Takeaway. Database defaults are calibrated for a median workload five years out of date. Assume every default is wrong, and measure which ones are wrong enough to matter.
№ 008 · SEPTEMBER 2025 · QUEUES · ENG-197
"Exactly-once" (reader, it was not)
A fintech team had built their ledger on the promise, inherited from an early architect, that the event bus delivered exactly-once. The event bus did not. It delivered at-least-once with a deduplication window of five minutes, which was true enough that nobody had noticed for two years, because the duplicate rate was roughly one in nine hundred thousand events.
The ledger had been quietly double-posting about eighty transactions a day against a daily volume in the tens of millions. Cumulatively, over two years: low six figures of mis-posted cents, mostly self-cancelling. The company's own auditors had flagged nothing. Our audit did.
Fix was a dedupe table keyed on (event_id, consumer), checked inside the ledger's write transaction. Backfill took ninety minutes against a read replica and a careful reconciliation. The team now treats "delivery semantics" as a written contract between service owners, not folklore.
Takeaway. "Exactly-once" is almost always a claim about a window, not an invariant. Ask what the window is, in milliseconds.

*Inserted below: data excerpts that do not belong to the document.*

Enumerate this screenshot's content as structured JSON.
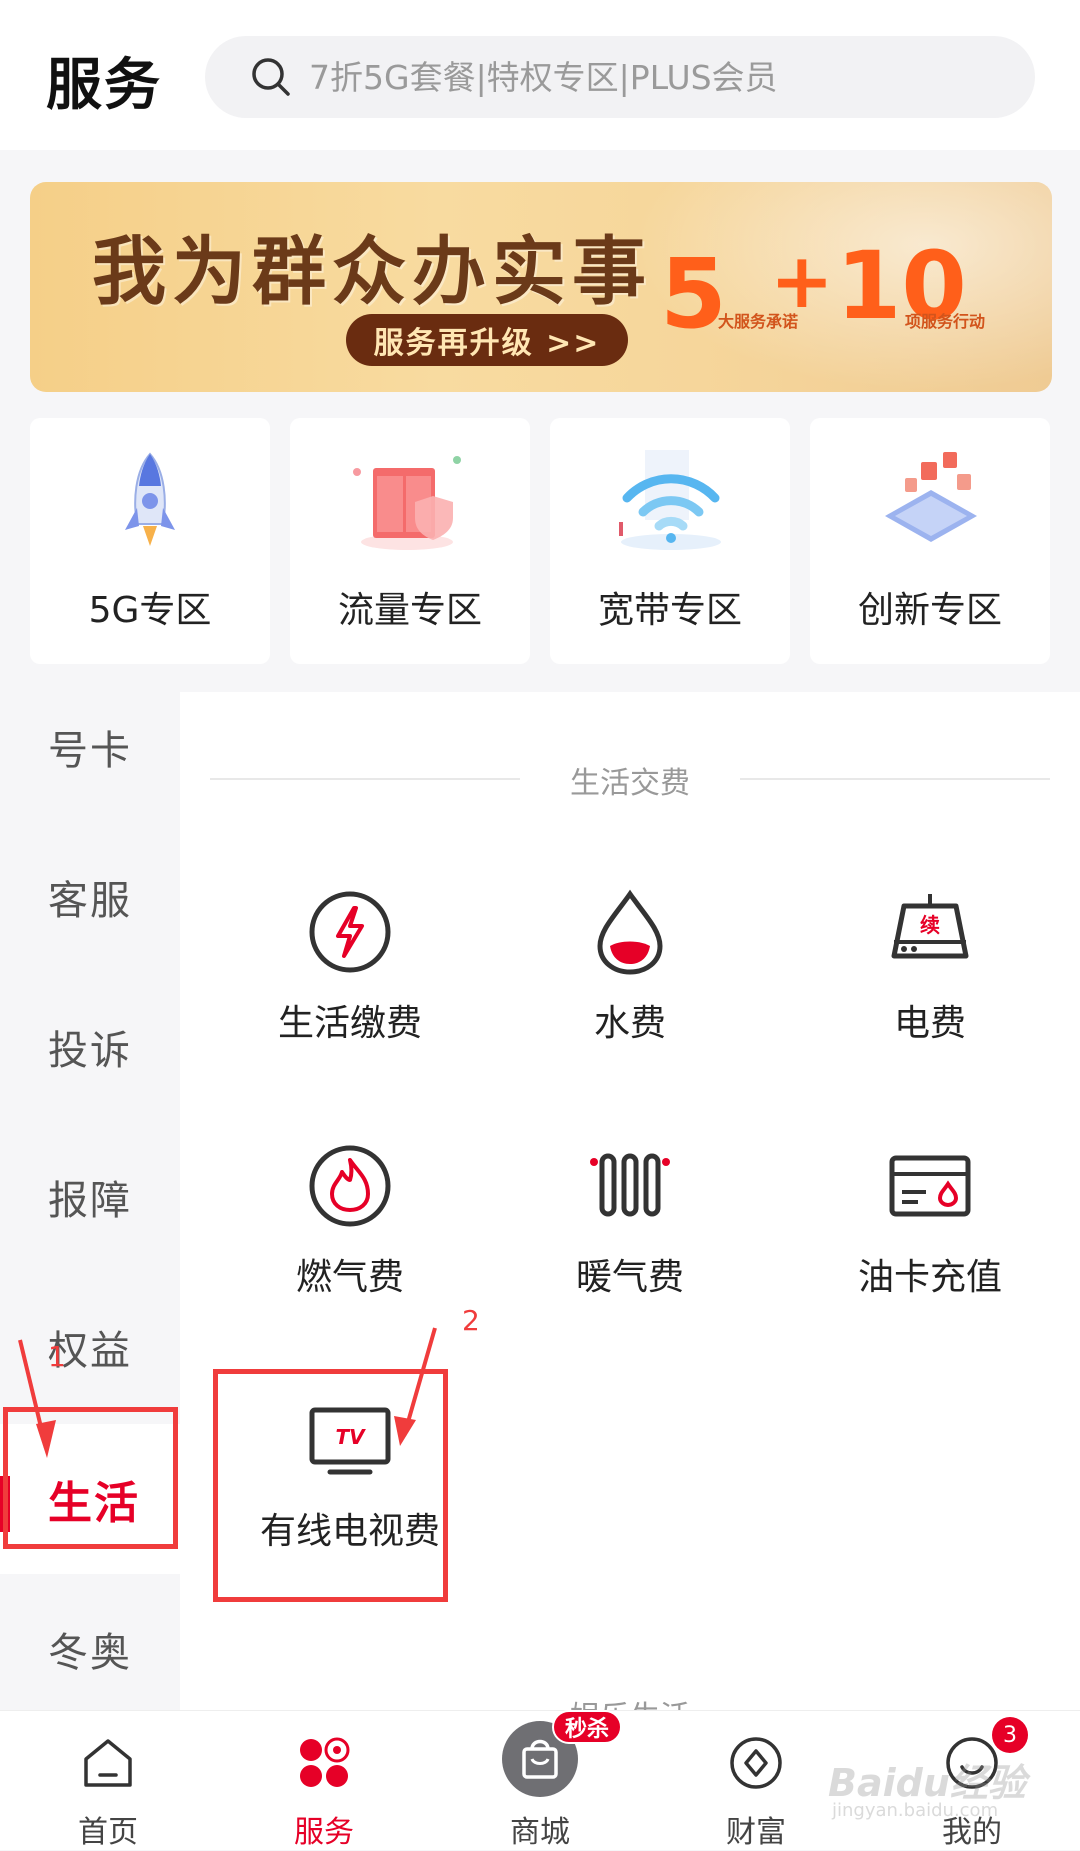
{
  "header": {
    "title": "服务",
    "search_placeholder": "7折5G套餐|特权专区|PLUS会员"
  },
  "banner": {
    "headline": "我为群众办实事",
    "button": "服务再升级 >>",
    "num_a": "5",
    "plus": "+",
    "num_b": "10",
    "small_a": "大服务承诺",
    "small_b": "项服务行动"
  },
  "zones": [
    {
      "label": "5G专区",
      "icon": "rocket-icon"
    },
    {
      "label": "流量专区",
      "icon": "cabinet-shield-icon"
    },
    {
      "label": "宽带专区",
      "icon": "wifi-icon"
    },
    {
      "label": "创新专区",
      "icon": "laptop-icon"
    }
  ],
  "side_nav": {
    "items": [
      "号卡",
      "客服",
      "投诉",
      "报障",
      "权益",
      "生活",
      "冬奥"
    ],
    "active": "生活"
  },
  "sections": {
    "life_payment": "生活交费",
    "entertainment": "娱乐生活"
  },
  "services": [
    {
      "label": "生活缴费",
      "icon": "lightning-circle-icon"
    },
    {
      "label": "水费",
      "icon": "water-drop-icon"
    },
    {
      "label": "电费",
      "icon": "meter-icon",
      "icon_text": "续"
    },
    {
      "label": "燃气费",
      "icon": "flame-circle-icon"
    },
    {
      "label": "暖气费",
      "icon": "radiator-icon"
    },
    {
      "label": "油卡充值",
      "icon": "fuel-card-icon"
    },
    {
      "label": "有线电视费",
      "icon": "tv-icon",
      "icon_text": "TV"
    }
  ],
  "annotations": {
    "step_1": "1",
    "step_2": "2",
    "color": "#f03c3c"
  },
  "tabbar": {
    "items": [
      {
        "label": "首页",
        "icon": "home-icon"
      },
      {
        "label": "服务",
        "icon": "service-grid-icon"
      },
      {
        "label": "商城",
        "icon": "shopping-bag-icon"
      },
      {
        "label": "财富",
        "icon": "wealth-icon"
      },
      {
        "label": "我的",
        "icon": "profile-icon"
      }
    ],
    "active": "服务",
    "sale_badge": "秒杀",
    "mine_badge": "3"
  },
  "watermark": {
    "main": "Baidu经验",
    "sub": "jingyan.baidu.com"
  },
  "colors": {
    "accent": "#e60027",
    "banner_brown": "#6a2c10",
    "banner_orange": "#ff5f1a"
  }
}
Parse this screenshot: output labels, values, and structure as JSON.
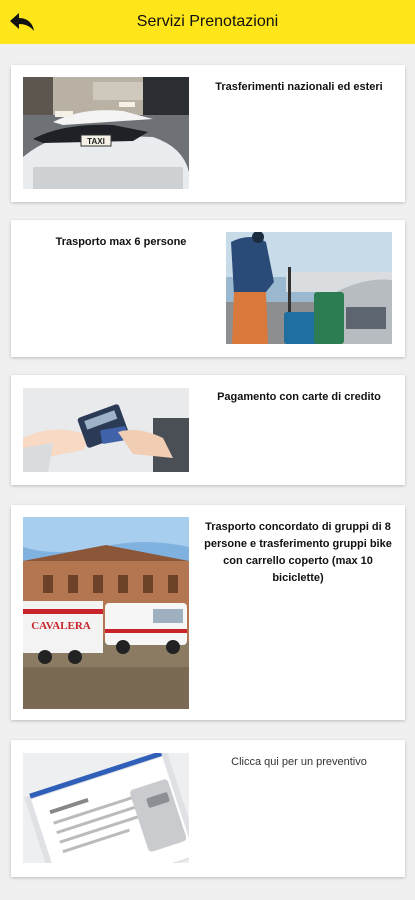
{
  "appbar": {
    "title": "Servizi Prenotazioni",
    "back_icon": "back-arrow-icon",
    "color": "#ffe61a"
  },
  "cards": [
    {
      "caption": "Trasferimenti nazionali ed esteri",
      "image": "taxi-rank-photo"
    },
    {
      "caption": "Trasporto max 6 persone",
      "image": "traveler-with-luggage-photo"
    },
    {
      "caption": "Pagamento con carte di credito",
      "image": "card-payment-terminal-photo"
    },
    {
      "caption": "Trasporto concordato di gruppi di 8 persone e trasferimento gruppi bike con carrello coperto (max 10 biciclette)",
      "image": "vans-with-trailer-photo",
      "van_text": "CAVALERA"
    },
    {
      "caption": "Clicca qui per un preventivo",
      "image": "quote-clipboard-photo"
    }
  ]
}
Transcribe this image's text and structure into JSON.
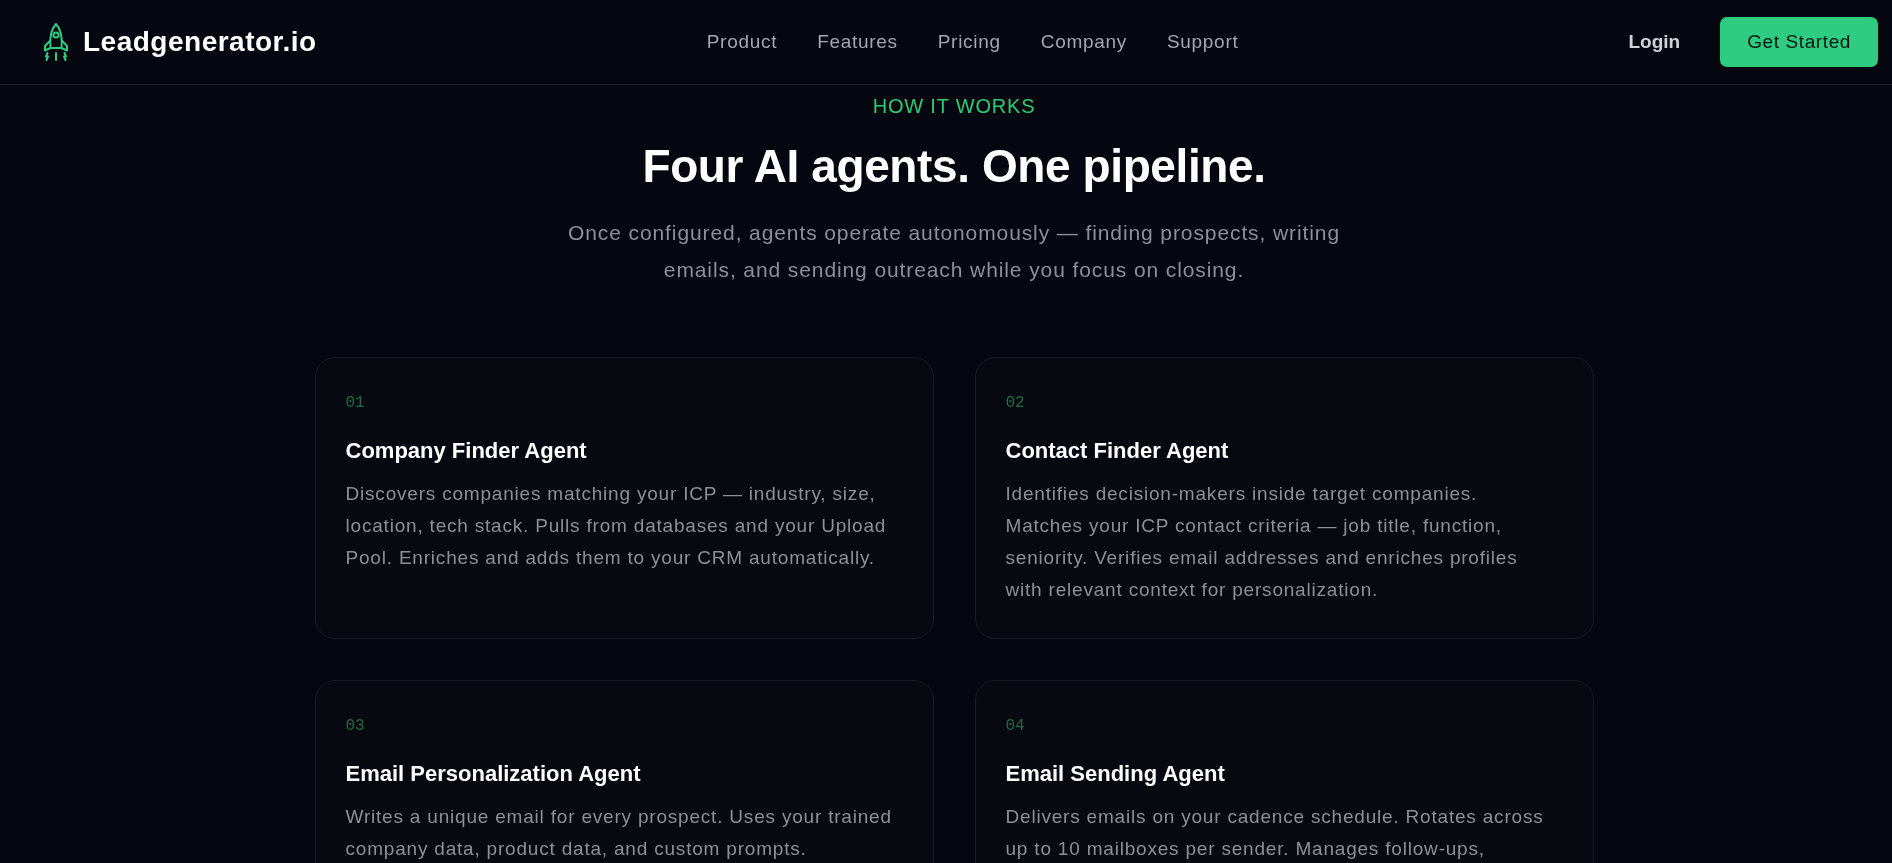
{
  "header": {
    "brand": "Leadgenerator.io",
    "nav": [
      {
        "label": "Product"
      },
      {
        "label": "Features"
      },
      {
        "label": "Pricing"
      },
      {
        "label": "Company"
      },
      {
        "label": "Support"
      }
    ],
    "login": "Login",
    "cta": "Get Started"
  },
  "section": {
    "eyebrow": "HOW IT WORKS",
    "title": "Four AI agents. One pipeline.",
    "subtitle": "Once configured, agents operate autonomously — finding prospects, writing emails, and sending outreach while you focus on closing."
  },
  "agents": [
    {
      "number": "01",
      "title": "Company Finder Agent",
      "description": "Discovers companies matching your ICP — industry, size, location, tech stack. Pulls from databases and your Upload Pool. Enriches and adds them to your CRM automatically."
    },
    {
      "number": "02",
      "title": "Contact Finder Agent",
      "description": "Identifies decision-makers inside target companies. Matches your ICP contact criteria — job title, function, seniority. Verifies email addresses and enriches profiles with relevant context for personalization."
    },
    {
      "number": "03",
      "title": "Email Personalization Agent",
      "description": "Writes a unique email for every prospect. Uses your trained company data, product data, and custom prompts."
    },
    {
      "number": "04",
      "title": "Email Sending Agent",
      "description": "Delivers emails on your cadence schedule. Rotates across up to 10 mailboxes per sender. Manages follow-ups,"
    }
  ]
}
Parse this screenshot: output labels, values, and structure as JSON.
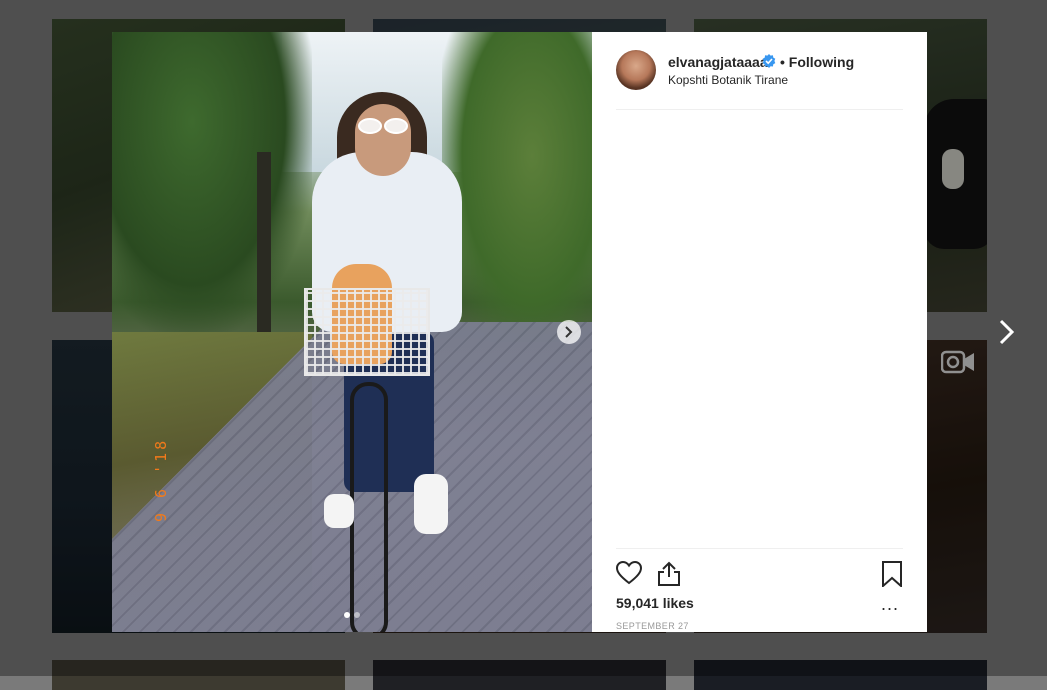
{
  "post": {
    "username": "elvanagjataaaa",
    "follow_status": "Following",
    "separator": "•",
    "location": "Kopshti Botanik Tirane",
    "likes": "59,041 likes",
    "date": "SEPTEMBER 27",
    "more_label": "...",
    "photo_date_stamp": "9 6 '18",
    "carousel": {
      "count": 2,
      "active_index": 0
    }
  },
  "icons": {
    "like": "heart-icon",
    "share": "share-icon",
    "save": "bookmark-icon",
    "verified": "verified-badge-icon",
    "next": "chevron-right-icon",
    "video": "video-camera-icon"
  },
  "colors": {
    "text": "#262626",
    "muted": "#999999",
    "verified": "#3897f0",
    "date_stamp": "#f27a1a"
  }
}
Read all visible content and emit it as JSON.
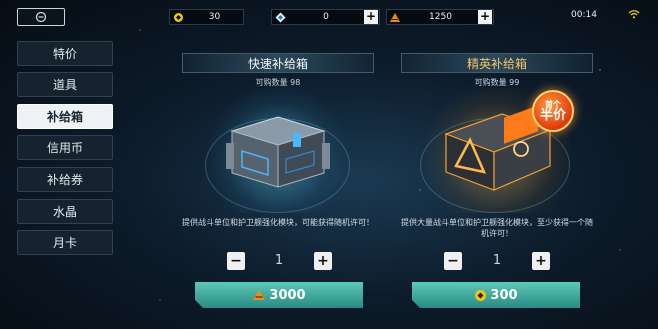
{
  "topbar": {
    "credits_value": "30",
    "crystal_value": "0",
    "alloy_value": "1250",
    "clock": "00:14"
  },
  "sidebar": {
    "items": [
      {
        "label": "特价"
      },
      {
        "label": "道具"
      },
      {
        "label": "补给箱",
        "active": true
      },
      {
        "label": "信用币"
      },
      {
        "label": "补给券"
      },
      {
        "label": "水晶"
      },
      {
        "label": "月卡"
      }
    ]
  },
  "boxes": [
    {
      "title": "快速补给箱",
      "quantity_label": "可购数量 98",
      "description": "提供战斗单位和护卫舰强化模块，可能获得随机许可！",
      "count": "1",
      "price": "3000",
      "currency_icon": "alloy-icon"
    },
    {
      "title": "精英补给箱",
      "quantity_label": "可购数量 99",
      "description": "提供大量战斗单位和护卫舰强化模块，至少获得一个随机许可！",
      "count": "1",
      "price": "300",
      "currency_icon": "credits-icon",
      "badge_line1": "首个",
      "badge_line2": "半价"
    }
  ],
  "colors": {
    "accent_teal": "#3fae9f",
    "elite_gold": "#f1c46a",
    "badge_red": "#e03a0c"
  }
}
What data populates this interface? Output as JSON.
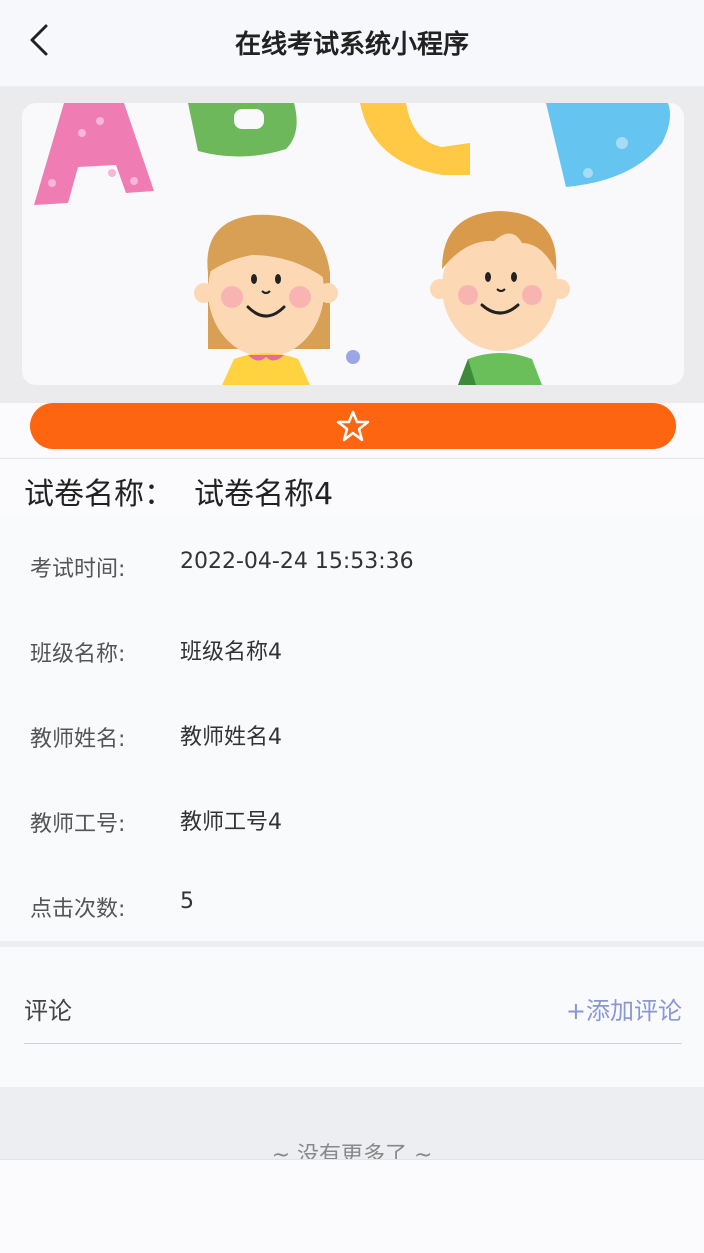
{
  "nav": {
    "title": "在线考试系统小程序"
  },
  "banner": {
    "letters": [
      "A",
      "B",
      "C",
      "D"
    ]
  },
  "favorite": {
    "icon": "star-outline-icon",
    "color": "#fd6510"
  },
  "paper": {
    "label": "试卷名称：",
    "value": "试卷名称4"
  },
  "info": [
    {
      "label": "考试时间:",
      "value": "2022-04-24 15:53:36"
    },
    {
      "label": "班级名称:",
      "value": "班级名称4"
    },
    {
      "label": "教师姓名:",
      "value": "教师姓名4"
    },
    {
      "label": "教师工号:",
      "value": "教师工号4"
    },
    {
      "label": "点击次数:",
      "value": "5"
    }
  ],
  "comment": {
    "label": "评论",
    "add_label": "+添加评论"
  },
  "footer": {
    "no_more": "~ 没有更多了 ~"
  }
}
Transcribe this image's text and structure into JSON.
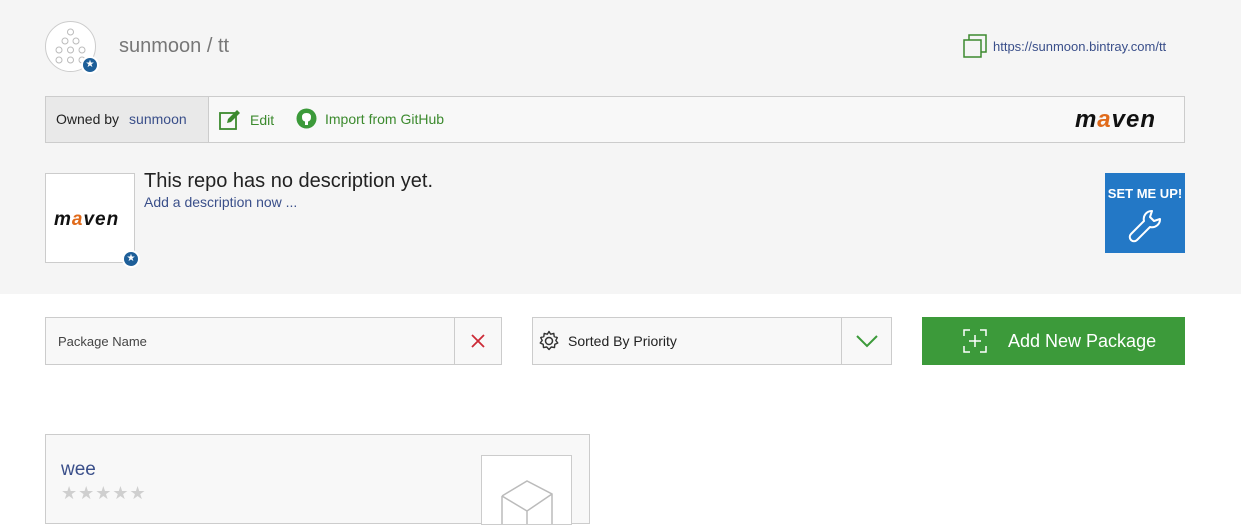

№ 007 · AUGUST 2025 · DATA · ENG-190
The cache that outlived the schema
A dev-tools company had a Memcached layer in front of one of its hottest endpoints. Cache key included the customer ID. Cache value was a serialized object from a Ruby class that had been renamed, then split, then one of its fields had changed type, across three separate deploys over eighteen months. Old entries still deserialized because the deserializer was tolerant. They deserialized into a shape that lied about two fields.
The team had been debugging intermittent "customer sees wrong plan tier" reports for a year. The cache TTL was seven days. The poisoned entries were outliving the fixes.
We added a schema version to the cache key, wrote a migration, and made the serializer refuse to read an entry whose version didn't match. The bug class disappeared the same week.
Takeaway. Cache keys without schema versions are a time machine pointed at your users.
№ 006 · JUNE 2025 · DEPLOY · ENG-184
Feature flags, at the bottom of a well
A team we were advising, not yet formally engaged with, had 1,340 feature flags. Of those, 1,180 had been "on for everyone" for longer than a year. Twenty were "off for everyone" permanently. The remaining hundred-odd were doing actual work. The cost was not the flag system — it was the if flag_enabled? branches threaded through every hot path, each one a small tax on reading the code.
We didn't take the engagement. We wrote them a one-page memo: retire flags the same day you retire the PR that introduced the code behind them; if you cannot commit to that, do not introduce the flag. They hired internally and did the work themselves over two quarters. We heard from them a year later. 97 flags remain.
Takeaway. A feature flag without a retirement date is an architectural decision wearing a disguise.